Skip the passive aggressive post-it notes on your flatmate’s mouldy food in the fridge and make your point with these edible eyes instead.

3D Dino Cookie Cutters 

£6.99

3D Dino Cookie Cutters

’Tis the season to be baking a ridiculous amount of cookies, so why not make them epic, 3D dinosaur shaped ones?

Shark Fin Shaped Ice Tray  

£7.99

Shark Fin Shaped Ice Tray

Not that there’s much call for ice cubes during a Lancaster winter, but when there is, these shark fin shaped ice-cubes are great additions (particularly to red drinks.)

Robot Tea Infuser

£7.49

Robot Tea Infuser

There’s nothing more comforting after a long day of lectures than a hot cup of tea made with the help of this quirky little robot infuser.

Pussy Magnet

£9.99

Pussy Magnet

Become notorious for having the neatest desk around – this magnetised black cat will keep all your paper clips and staples in one place.
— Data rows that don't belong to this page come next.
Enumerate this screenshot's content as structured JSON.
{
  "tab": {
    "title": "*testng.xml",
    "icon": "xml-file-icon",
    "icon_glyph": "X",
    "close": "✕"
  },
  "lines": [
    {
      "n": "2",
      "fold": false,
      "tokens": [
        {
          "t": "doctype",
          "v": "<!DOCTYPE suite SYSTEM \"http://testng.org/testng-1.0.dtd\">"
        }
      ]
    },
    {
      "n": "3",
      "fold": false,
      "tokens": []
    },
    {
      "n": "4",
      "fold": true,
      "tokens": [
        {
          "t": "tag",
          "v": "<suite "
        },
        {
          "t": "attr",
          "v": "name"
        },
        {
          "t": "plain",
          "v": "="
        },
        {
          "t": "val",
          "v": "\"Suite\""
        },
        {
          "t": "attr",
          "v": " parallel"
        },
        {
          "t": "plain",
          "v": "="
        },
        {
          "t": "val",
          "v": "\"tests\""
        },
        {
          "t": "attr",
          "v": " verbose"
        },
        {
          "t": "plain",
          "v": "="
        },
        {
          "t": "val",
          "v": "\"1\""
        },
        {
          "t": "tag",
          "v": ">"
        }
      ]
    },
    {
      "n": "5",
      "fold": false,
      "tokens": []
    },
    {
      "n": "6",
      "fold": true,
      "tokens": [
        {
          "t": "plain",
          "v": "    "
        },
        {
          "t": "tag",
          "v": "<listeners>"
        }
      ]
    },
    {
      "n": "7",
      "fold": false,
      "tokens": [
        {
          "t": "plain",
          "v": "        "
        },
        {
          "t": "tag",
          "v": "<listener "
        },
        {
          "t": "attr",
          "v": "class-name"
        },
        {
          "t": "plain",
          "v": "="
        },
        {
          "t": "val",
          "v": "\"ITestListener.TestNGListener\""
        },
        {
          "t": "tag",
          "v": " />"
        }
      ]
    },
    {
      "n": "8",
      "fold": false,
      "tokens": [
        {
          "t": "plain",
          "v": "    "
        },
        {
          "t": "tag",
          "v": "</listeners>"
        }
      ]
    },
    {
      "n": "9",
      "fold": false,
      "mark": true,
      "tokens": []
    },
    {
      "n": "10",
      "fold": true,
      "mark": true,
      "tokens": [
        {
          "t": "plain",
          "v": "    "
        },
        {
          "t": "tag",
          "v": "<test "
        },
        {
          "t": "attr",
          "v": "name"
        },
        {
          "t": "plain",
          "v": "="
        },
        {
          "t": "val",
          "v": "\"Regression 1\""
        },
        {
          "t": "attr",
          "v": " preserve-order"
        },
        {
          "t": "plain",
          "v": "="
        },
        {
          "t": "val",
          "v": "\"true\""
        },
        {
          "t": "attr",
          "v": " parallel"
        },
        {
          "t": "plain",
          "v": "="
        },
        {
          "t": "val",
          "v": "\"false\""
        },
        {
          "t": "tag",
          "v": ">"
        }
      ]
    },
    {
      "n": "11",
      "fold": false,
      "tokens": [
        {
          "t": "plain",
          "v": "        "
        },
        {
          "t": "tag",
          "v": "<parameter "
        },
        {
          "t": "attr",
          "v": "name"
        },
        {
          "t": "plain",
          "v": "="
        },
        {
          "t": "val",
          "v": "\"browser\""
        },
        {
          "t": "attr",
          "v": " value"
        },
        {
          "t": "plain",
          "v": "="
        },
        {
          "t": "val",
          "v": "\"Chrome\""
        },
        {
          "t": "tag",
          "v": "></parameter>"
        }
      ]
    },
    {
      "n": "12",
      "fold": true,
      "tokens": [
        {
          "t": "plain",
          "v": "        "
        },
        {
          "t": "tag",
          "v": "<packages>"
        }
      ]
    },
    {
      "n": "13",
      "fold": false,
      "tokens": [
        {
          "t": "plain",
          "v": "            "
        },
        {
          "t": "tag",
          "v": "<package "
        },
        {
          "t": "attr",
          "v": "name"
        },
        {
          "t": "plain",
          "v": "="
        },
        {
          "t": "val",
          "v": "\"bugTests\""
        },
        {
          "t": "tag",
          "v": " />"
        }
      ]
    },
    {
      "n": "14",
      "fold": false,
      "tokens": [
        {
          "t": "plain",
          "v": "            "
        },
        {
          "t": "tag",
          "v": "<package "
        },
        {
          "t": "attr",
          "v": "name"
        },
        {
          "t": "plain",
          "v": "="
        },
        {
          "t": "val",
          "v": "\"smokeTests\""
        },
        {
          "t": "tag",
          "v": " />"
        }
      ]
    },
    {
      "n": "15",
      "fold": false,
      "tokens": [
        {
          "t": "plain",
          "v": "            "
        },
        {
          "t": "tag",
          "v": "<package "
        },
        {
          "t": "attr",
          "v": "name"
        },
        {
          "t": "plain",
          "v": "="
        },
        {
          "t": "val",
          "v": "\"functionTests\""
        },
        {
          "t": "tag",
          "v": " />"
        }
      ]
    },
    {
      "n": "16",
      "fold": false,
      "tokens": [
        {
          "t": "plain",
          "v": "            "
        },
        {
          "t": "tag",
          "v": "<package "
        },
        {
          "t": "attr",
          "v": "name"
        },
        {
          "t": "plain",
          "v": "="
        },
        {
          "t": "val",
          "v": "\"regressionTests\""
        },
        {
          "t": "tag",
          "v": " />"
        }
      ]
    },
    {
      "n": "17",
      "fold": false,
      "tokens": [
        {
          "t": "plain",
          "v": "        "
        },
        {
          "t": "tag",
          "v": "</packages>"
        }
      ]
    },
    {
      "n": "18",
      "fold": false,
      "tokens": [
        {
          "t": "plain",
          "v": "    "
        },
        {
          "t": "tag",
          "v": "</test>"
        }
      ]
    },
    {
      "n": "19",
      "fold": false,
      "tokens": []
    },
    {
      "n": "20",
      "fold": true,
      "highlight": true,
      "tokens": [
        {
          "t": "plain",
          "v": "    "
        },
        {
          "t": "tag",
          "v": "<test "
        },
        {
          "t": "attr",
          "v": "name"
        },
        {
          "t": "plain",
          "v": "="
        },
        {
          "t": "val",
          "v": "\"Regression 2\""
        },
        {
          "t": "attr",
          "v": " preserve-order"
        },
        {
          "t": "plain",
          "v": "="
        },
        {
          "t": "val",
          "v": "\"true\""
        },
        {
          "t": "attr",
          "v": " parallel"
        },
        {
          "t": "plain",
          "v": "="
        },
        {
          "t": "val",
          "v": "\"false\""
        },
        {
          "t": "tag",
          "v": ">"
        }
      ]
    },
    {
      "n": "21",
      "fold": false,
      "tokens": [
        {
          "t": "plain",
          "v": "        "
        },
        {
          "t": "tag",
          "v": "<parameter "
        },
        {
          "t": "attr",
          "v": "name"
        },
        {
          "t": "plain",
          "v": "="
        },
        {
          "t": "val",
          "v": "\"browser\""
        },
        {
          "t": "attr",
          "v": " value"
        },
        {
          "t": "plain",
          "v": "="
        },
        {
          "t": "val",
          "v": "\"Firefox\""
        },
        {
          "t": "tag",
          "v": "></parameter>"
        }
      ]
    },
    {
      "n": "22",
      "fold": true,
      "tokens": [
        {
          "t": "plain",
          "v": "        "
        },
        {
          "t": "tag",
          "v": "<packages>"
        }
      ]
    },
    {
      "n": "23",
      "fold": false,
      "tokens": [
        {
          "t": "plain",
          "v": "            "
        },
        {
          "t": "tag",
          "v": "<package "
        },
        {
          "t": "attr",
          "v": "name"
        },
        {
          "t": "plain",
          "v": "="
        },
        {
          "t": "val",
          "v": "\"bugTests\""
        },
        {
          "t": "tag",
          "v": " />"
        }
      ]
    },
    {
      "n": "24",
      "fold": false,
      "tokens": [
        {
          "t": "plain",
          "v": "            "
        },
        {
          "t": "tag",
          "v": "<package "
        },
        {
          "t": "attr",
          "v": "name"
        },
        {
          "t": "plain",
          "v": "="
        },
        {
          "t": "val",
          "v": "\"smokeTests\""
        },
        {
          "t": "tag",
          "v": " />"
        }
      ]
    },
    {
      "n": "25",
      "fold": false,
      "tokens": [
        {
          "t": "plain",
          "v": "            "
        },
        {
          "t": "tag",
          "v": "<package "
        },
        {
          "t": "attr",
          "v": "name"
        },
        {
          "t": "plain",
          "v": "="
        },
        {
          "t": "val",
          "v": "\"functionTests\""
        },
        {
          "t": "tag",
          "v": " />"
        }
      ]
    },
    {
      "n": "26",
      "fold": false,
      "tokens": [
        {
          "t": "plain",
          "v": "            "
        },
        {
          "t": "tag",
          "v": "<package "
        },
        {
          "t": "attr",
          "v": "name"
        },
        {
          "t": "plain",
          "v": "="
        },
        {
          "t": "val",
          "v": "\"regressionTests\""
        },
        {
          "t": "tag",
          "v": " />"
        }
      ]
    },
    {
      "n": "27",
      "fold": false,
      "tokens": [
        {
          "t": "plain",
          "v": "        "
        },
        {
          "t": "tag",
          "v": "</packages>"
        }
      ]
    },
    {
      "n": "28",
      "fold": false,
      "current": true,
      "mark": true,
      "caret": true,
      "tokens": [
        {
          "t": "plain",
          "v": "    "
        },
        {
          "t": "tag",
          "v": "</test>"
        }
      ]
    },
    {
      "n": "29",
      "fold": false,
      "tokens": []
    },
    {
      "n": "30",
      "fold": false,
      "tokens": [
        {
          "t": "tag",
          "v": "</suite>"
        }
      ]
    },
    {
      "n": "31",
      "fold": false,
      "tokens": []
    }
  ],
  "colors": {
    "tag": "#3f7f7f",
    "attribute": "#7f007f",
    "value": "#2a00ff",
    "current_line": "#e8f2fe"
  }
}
Homer Egg Cup and Toast Cutter

£9.99

Homer Egg Cup and Toast Cutter

Take your eggs and soldiers to the next level by eating eggs out of the Homer Egg Cup and imprinting your toast soldiers with the phrases ‘D’oh’, ‘Woo-Hoo’ and ‘Mmmm’.

Wild Dining Lion Plate

£9.99

Wild Dining Lion Plate

Spice up any dinner table with this plate and procrastinate endlessly by re-arranging whatever food you’re having around the lion’s face.

Nothing (For The Person That Has Everything)

£6.99

Nothing (For the Person Who Has Everything)

Last but not least, the perfect gift for the person who already has it all: a plastic ball filled with absolutely nothing but thin air.